Lionfish are exception to no-kill
After Dec. 1, people will no longer be allowed to breed
lionfish in captivity or harvest or possess their eggs for
any purpose other than to destroy them.
The long arm of the law soon will be plunging into your aquarium.
Beginning Dec. 1, you will not be allowed to breed lionfish in captivity or harvest or possess their eggs or larvae for any purpose other than to destroy them.
Think of it as spaying and neutering for fish.
While a SWAT team is unlikely to descend on your home to enforce the rule, the Florida Fish and Wildlife Conservation Commission and the Florida Department of Agriculture and Consumer Services urges you not to become one of the scores of hobbyists who have set their lionfish free – or flushed them – to roam the wild.
Lionfish are the newest bad guys on the invasive species list, bumping Brazilian peppers and Burmese pythons down a notch since the first prickly specimen was found in Florida waters in 2006.

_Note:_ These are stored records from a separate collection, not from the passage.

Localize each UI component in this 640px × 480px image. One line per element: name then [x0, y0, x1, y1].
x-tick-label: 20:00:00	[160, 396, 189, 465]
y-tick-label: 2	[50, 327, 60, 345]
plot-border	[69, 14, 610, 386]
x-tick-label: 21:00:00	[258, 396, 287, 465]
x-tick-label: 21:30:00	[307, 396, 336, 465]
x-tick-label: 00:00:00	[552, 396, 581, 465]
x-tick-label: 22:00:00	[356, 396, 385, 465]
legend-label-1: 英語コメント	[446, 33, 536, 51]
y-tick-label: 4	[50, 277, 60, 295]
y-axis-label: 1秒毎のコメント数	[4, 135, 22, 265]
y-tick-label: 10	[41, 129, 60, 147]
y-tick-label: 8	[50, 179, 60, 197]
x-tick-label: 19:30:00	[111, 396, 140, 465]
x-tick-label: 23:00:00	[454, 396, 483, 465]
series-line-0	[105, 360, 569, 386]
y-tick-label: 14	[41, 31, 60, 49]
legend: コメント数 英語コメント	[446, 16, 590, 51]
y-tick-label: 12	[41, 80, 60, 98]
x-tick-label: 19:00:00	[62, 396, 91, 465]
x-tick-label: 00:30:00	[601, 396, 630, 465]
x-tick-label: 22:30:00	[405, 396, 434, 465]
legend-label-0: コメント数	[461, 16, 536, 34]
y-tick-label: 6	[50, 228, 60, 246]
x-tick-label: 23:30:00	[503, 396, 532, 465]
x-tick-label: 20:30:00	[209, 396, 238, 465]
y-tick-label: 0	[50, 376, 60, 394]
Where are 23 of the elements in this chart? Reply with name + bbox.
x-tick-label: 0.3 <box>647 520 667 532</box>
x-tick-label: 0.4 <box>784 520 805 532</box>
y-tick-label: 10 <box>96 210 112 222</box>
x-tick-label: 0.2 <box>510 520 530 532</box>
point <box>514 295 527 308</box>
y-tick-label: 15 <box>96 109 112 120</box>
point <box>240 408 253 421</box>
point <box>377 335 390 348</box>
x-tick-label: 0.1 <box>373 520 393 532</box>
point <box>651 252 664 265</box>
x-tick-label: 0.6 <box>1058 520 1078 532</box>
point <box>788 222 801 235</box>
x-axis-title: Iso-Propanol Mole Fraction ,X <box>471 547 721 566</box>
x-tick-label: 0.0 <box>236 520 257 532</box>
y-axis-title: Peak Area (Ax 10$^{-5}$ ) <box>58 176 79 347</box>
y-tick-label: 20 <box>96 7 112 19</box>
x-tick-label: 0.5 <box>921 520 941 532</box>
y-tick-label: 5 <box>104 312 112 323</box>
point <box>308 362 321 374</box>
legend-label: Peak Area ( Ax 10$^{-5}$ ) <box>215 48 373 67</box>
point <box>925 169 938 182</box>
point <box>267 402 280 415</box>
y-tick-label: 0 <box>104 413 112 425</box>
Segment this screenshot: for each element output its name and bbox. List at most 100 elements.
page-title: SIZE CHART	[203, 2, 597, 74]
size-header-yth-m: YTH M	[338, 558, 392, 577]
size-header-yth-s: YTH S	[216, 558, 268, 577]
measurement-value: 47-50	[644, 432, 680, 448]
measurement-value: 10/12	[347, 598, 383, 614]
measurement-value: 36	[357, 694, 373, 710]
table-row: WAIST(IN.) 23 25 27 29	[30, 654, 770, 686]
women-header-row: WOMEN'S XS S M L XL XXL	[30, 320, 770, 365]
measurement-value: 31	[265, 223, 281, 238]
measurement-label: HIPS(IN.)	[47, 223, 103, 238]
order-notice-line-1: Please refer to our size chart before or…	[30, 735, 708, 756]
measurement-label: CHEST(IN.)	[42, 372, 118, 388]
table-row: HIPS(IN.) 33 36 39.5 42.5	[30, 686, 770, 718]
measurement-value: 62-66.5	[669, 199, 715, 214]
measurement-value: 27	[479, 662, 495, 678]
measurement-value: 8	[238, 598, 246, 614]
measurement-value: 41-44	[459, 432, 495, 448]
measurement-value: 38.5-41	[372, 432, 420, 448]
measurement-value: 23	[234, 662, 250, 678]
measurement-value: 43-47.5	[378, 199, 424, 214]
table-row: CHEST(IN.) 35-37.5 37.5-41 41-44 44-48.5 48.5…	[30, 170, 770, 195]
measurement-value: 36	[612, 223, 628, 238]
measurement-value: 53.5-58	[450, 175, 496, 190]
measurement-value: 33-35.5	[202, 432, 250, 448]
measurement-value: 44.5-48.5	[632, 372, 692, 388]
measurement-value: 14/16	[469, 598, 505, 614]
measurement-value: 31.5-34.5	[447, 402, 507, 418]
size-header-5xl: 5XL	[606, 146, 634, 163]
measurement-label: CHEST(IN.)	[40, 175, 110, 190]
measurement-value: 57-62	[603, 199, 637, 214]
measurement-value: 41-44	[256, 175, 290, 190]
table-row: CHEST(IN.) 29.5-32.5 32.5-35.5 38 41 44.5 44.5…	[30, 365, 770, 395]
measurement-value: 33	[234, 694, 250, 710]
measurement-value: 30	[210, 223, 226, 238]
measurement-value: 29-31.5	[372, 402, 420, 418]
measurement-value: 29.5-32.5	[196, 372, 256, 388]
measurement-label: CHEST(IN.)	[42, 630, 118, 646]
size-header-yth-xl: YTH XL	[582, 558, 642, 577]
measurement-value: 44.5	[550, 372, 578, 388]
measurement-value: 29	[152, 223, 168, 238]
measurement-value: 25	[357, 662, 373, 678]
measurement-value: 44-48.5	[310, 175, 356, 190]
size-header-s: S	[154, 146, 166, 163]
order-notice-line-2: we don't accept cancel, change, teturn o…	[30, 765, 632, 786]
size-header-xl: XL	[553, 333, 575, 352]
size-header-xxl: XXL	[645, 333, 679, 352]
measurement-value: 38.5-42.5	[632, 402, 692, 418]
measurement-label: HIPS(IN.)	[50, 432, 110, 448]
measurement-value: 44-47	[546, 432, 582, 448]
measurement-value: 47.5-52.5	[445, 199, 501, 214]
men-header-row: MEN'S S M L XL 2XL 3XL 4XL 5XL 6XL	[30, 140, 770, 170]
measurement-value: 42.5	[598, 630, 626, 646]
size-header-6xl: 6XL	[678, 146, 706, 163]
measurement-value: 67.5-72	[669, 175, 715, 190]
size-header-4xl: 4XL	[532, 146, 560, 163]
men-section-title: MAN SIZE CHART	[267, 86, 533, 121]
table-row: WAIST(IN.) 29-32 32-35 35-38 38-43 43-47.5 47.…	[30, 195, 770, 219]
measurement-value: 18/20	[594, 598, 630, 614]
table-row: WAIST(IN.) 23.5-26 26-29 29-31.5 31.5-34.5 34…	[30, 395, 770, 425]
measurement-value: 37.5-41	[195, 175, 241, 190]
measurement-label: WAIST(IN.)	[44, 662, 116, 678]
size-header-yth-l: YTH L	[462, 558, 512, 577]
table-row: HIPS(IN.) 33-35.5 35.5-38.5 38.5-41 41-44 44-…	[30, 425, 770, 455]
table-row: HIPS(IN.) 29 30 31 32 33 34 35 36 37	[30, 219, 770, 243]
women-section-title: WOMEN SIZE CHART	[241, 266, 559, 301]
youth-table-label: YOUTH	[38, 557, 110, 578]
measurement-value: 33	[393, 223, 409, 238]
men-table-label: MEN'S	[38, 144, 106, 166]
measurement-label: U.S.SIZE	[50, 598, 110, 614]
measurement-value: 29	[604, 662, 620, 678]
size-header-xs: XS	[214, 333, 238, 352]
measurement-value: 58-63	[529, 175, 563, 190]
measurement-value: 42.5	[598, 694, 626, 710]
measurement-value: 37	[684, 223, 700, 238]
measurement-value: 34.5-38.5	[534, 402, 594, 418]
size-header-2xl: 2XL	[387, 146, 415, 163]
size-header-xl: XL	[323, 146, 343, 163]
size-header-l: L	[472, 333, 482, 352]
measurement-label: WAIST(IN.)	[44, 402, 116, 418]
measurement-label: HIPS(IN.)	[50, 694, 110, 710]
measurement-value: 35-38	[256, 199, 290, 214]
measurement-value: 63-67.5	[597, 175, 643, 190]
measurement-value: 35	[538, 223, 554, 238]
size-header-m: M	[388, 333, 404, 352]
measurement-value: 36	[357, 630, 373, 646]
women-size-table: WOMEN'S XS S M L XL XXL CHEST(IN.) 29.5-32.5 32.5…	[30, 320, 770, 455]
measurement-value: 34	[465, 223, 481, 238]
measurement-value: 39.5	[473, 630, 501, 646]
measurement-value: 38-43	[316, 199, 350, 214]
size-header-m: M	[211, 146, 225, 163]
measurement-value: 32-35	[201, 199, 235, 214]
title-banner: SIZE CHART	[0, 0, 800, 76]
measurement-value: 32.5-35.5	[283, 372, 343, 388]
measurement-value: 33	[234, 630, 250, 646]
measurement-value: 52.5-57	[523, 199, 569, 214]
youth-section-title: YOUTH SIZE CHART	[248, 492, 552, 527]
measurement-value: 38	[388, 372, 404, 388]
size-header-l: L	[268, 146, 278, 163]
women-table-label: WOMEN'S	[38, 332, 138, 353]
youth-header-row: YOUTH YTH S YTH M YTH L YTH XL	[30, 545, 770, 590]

That’s because the frilly fish are tough on the ecosystem; they love to dine on native fish, including those that are food for commercial and sport fish, which lowers desirable fish populations.
They’re also tough on swimmers. Their spines are venomous, so if you touch one, injuries can range from stinging to infection to paralysis.
If you’re willing to take the chance, you can become the predator’s predator from Oct. 3-5 during the Sarasota Lionfish Derby, based at the Bearded Clam, 7150 N. Tamiami Trail in Sarasota. For more information, call 941-587-7206 or e-mail: firstname.lastname@example.org.
But anytime is the right time to bag a lionfish, according to the FWC, which has graciously and permanently lifted ubiquitous bag limits and size limits for the species.
If you catch or spear one, then what?
Handle with care – they can sting when they’re dead – photograph it if you can, and report it at www.MyFWC.com/Lionfish; click on “Report Lionfish,” or download the smart device app at the same address.
Then blacken it, and serve on a bed of Brazilian pepper leaves, maybe with a Burmese python appetizer.